Genelkurmay’daki üçlü çelik çekirdek!

Biz Ergenekon ve Balyoz gibi soruşturmaların asıl sebebini, 2002-2005 arasında görev yapan komutanlar arasında meydana gelen çatlakta gördüğümüzü zaman zaman ifade ettik. Bu çatlağın etkileri günümüze kadar devam etti. Yaşar Büyükanıt’ın Kara Kuvvetleri Komutanlığı’na atanırsa Genelkurmay Başkanlığı’na yürüyeceği bilindiğinden, aleyhinde bir kampanya başlatılmış, bazı İnternet siteleri kurulmuştu. Bu sitelerdeki yazıların üslubunda bulunan askeri karakter dikkatimizi çekmişti ve dolayısıyla operasyonun içerden yürütüldüğüne kanaat getirmiştik. Kulağımıza gelen bilgiler de vardı ama hiçbirini teyit ettirmek mümkün değildi. Benzer bir senaryo, İlker Başbuğ’un Genelkurmay Başkanı olarak atanmasından önce da sahneye konuldu. Ağlama duvarı fotoğrafları, TSK’nın içinden çıkarılmış ve basına servis edilmişti!

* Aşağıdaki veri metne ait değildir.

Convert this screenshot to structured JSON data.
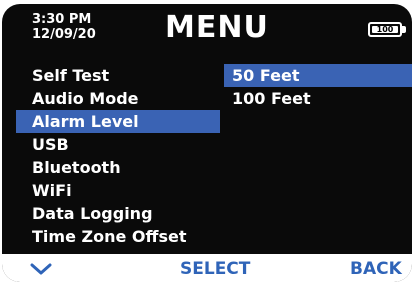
{
  "header": {
    "time": "3:30 PM",
    "date": "12/09/20",
    "title": "MENU",
    "battery_level": "100"
  },
  "menu": {
    "items": [
      {
        "label": "Self Test",
        "selected": false
      },
      {
        "label": "Audio Mode",
        "selected": false
      },
      {
        "label": "Alarm Level",
        "selected": true
      },
      {
        "label": "USB",
        "selected": false
      },
      {
        "label": "Bluetooth",
        "selected": false
      },
      {
        "label": "WiFi",
        "selected": false
      },
      {
        "label": "Data Logging",
        "selected": false
      },
      {
        "label": "Time Zone Offset",
        "selected": false
      }
    ]
  },
  "submenu": {
    "items": [
      {
        "label": "50 Feet",
        "selected": true
      },
      {
        "label": "100 Feet",
        "selected": false
      }
    ]
  },
  "footer": {
    "down_icon": "chevron-down-icon",
    "select_label": "SELECT",
    "back_label": "BACK"
  },
  "colors": {
    "background": "#0a0a0a",
    "highlight": "#3a63b4",
    "footer_text": "#2f64b8",
    "footer_bg": "#ffffff"
  }
}
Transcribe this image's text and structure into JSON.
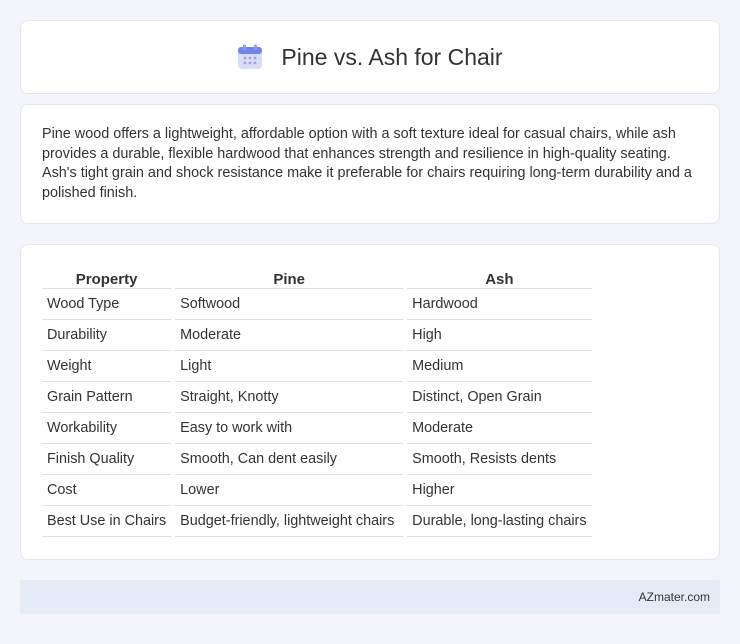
{
  "header": {
    "title": "Pine vs. Ash for Chair",
    "icon": "calendar-icon"
  },
  "description": "Pine wood offers a lightweight, affordable option with a soft texture ideal for casual chairs, while ash provides a durable, flexible hardwood that enhances strength and resilience in high-quality seating. Ash's tight grain and shock resistance make it preferable for chairs requiring long-term durability and a polished finish.",
  "table": {
    "headers": [
      "Property",
      "Pine",
      "Ash"
    ],
    "rows": [
      [
        "Wood Type",
        "Softwood",
        "Hardwood"
      ],
      [
        "Durability",
        "Moderate",
        "High"
      ],
      [
        "Weight",
        "Light",
        "Medium"
      ],
      [
        "Grain Pattern",
        "Straight, Knotty",
        "Distinct, Open Grain"
      ],
      [
        "Workability",
        "Easy to work with",
        "Moderate"
      ],
      [
        "Finish Quality",
        "Smooth, Can dent easily",
        "Smooth, Resists dents"
      ],
      [
        "Cost",
        "Lower",
        "Higher"
      ],
      [
        "Best Use in Chairs",
        "Budget-friendly, lightweight chairs",
        "Durable, long-lasting chairs"
      ]
    ]
  },
  "footer": {
    "text": "AZmater.com"
  }
}
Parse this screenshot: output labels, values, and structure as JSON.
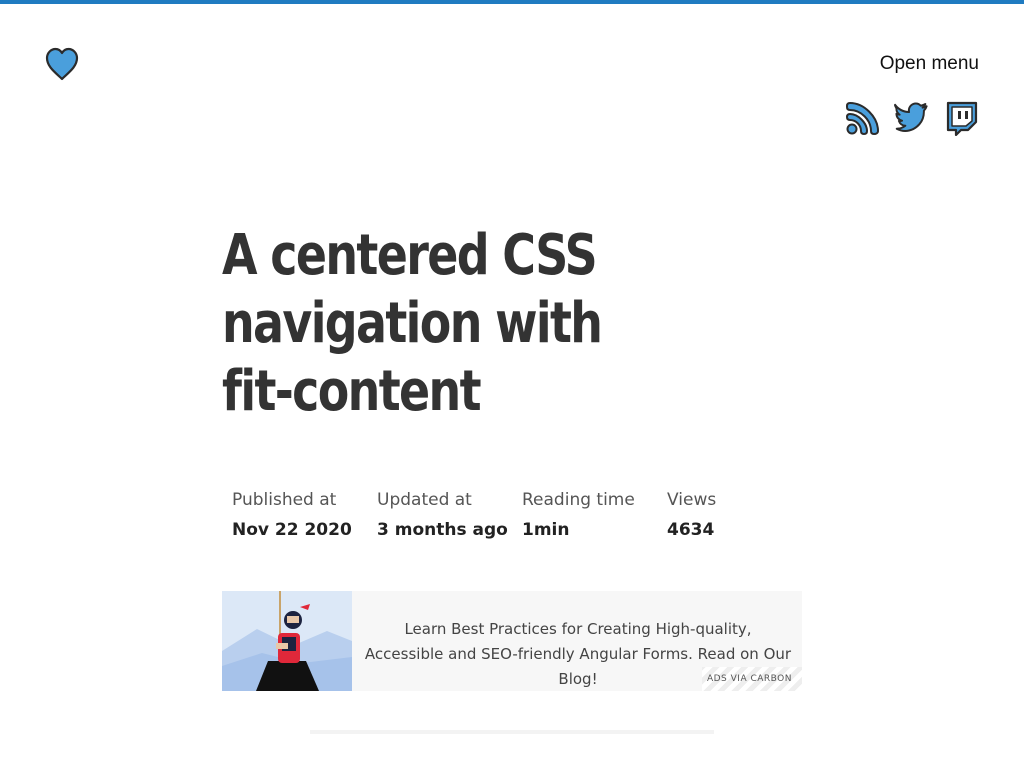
{
  "header": {
    "logo_icon": "heart-icon",
    "menu_label": "Open menu",
    "social": [
      {
        "icon": "rss-icon"
      },
      {
        "icon": "twitter-icon"
      },
      {
        "icon": "twitch-icon"
      }
    ]
  },
  "colors": {
    "accent": "#1f7bc1",
    "icon_fill": "#4a9fdc",
    "title": "#333333"
  },
  "article": {
    "title": "A centered CSS navigation with fit-content",
    "meta": [
      {
        "label": "Published at",
        "value": "Nov 22 2020"
      },
      {
        "label": "Updated at",
        "value": "3 months ago"
      },
      {
        "label": "Reading time",
        "value": "1min"
      },
      {
        "label": "Views",
        "value": "4634"
      }
    ]
  },
  "ad": {
    "text": "Learn Best Practices for Creating High-quality, Accessible and SEO-friendly Angular Forms. Read on Our Blog!",
    "via": "ADS VIA CARBON"
  }
}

Herhalde bu fotoğrafları, Amerikalılar uydu vasıtası ile çekmemişti!
Peki Büyükanıt ve Başbuğ, kendilerine karşı yapılan bu operasyonları karşılıksız mı bıraktı?
Büyükanıt’ın emekliliğine kısa bir süre kala, bütün bu olaylardan sorumlu tutulan emekli orgeneraller ve alt kadrolarına karşı, Ergenekon operasyonları başlatıldı. Operasyonlar son dönemde balyoza dönüştü..
***
Türk Silahlı Kuvvetleri’ndeki moral, disiplin değerlerini, birlik ve bütünlüğü asıl bu içteki kaynaşmalar yıpratmadı mı?
Genelkurmay İkinci Başkanı Orgeneral Aslan Güner, Balyoz darbe planı iddialarıyla ilgili olarak son günlerde basın üzerinden Genelkurmay eski Başkanı Orgeneral Hilmi Özkök ve 1. Ordu eski Komutanı Orgeneral Çetin Doğan’ın yaptığı tartışmanın sorulması üzerine “Öncelikle şunu söylemek isterim ki hoş değil. Ancak emekli olmuşlardır. Bu tartışmayı yapmaları da kendilerini ilgilendirir” dedi. Güner, ayrıca Çetin Doğan döneminde 1. Ordu’daki plan seminerinde hukuk dışına çıkıldığına dair İlker Başbuğ’un Kara Kuvvetleri kurmay başkanı iken bir belge hazırlamadığını da söyledi.
Burada önemli olan husus, komutanların kendi aralarında meydana gelen bir meseleyi o dönemde de çözemedikleri gerçeğidir.
Çukurca’da yedi Mehmetçiğin şehit olmasına sebep olan mayınların TSK tarafından döşendiği gerçeğinin saklanmış olması da ayrı bir meseledir.
***
Genelkurmay Başkanı Orgeneral İlker Başbuğ, Fevzi Çakmak’ı anma töreninde, “Kurtuluş Savaşı’nda Mustafa Kemal Atatürk, İsmet İnönü ve Fevzi Çakmak’tan oluşan bir çekirdek kadro vardır. Bunlar ana çekirdeği oluşturuyor, birbirine kenetlenmiş. Her zaman beraberler. Özellikle İsmet İnönü ve Fevzi Çakmak her zaman Atatürk’ün yanındadır. Bu çok önemli bir noktadır. Atatürk’le ilişkilerine bakıldığında çok özel bir ilişki var. İkisi arasındaki ilişkinin temel karakteri, karşılıklı derin saygı var. Bu üçlü kadro belki de Türkiye’nin en büyük şansıdır” dedi.
Atatürk ve silah arkadaşlarının yaşadığı zorluklar, güçlükler karşısında ne karamsarlığa ne de umutsuzluğa düştüklerini vurgulayan Orgeneral Başbuğ, sözlerini şöyle tamamladı:
“Onun için şunu açıkça ifade etmek istiyorum: Nice acı olayları ve buhranlı dönemleri göğüslemeyi başaran onların bugünkü temsilcileri Türk Silahlı Kuvvetleri’nde moral, disiplin değerlerini, birlik ve bütünlüğünü de kimse yıkamaz.”
Dileyelim ki, bugünkü Genelkurmay’da da Atatürk, Çakmak ve İnönü çekirdeği gibi üçlü bir çelik çekirdek bulunsun.